A conversa aqui também tem um tom bastante formal. Apesar de as circunstâncias justificarem certa formalidade, o registro utilizado em português não corresponde àquele presente no texto em inglês. A versão em inglês é apresentada abaixo: "The task before me," said Poirot, "is to make sure of the movements of every one on the train. No offence need be taken, you understand. It is only a matter of routine." "Sure. Get right on with it and let me clear my character if I can." (...) "You noticed that the train had stopped?" Oh, yes.

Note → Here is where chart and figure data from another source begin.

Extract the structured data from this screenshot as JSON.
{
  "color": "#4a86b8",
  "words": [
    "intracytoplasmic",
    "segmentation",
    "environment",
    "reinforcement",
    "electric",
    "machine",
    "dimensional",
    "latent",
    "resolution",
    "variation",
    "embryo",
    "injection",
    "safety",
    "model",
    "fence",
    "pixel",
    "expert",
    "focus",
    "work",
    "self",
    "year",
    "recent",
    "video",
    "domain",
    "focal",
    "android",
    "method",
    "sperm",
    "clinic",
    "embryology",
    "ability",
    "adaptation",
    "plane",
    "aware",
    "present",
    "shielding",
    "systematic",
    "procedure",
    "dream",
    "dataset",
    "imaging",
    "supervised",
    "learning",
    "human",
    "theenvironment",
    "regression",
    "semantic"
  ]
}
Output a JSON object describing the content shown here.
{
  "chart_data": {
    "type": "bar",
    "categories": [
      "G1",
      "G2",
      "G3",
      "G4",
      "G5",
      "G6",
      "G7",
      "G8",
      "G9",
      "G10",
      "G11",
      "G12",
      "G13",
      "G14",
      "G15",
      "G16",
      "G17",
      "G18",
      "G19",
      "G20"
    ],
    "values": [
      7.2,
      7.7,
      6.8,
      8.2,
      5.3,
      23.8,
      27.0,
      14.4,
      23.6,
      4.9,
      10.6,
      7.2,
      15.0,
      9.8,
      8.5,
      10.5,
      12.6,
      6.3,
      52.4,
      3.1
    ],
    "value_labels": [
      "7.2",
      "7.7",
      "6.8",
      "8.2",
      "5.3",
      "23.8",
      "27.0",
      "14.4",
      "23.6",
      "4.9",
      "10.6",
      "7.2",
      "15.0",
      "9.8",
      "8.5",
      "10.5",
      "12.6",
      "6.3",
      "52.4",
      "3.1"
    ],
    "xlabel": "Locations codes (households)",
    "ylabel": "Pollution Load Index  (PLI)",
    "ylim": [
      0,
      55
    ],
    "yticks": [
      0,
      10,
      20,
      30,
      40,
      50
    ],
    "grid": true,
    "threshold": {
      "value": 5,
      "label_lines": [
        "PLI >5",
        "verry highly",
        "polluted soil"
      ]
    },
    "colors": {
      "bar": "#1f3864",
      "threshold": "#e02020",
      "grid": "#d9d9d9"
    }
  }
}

We wondered a bit." (p. 64-65)

O discurso de MacQueen mostra um estilo bastante franco e direto em inglês, utilizando vocabulário coloquial (tal como get right on with it), enquanto em português o mesmo personagem aparenta utilizar um tom formal, em registro alto. E o registro utilizado por Poirot também se tornou mais alto em português, mudando inclusive o pronome you do texto em inglês para “o senhor”, o que carrega um tom de maior formalidade. Por fim, nesta conversa entre Hercule Poirot (HP) e Pierre Michel (PM), um empregado do trem, o contexto é o mesmo no qual ocorre a conversa com MacQueen reportada acima, ou seja, questionamento acerca do crime cometido: HP: – O que aconteceu exatamente? PM: – Bati à porta, mas ele respondeu que se enganara.(70)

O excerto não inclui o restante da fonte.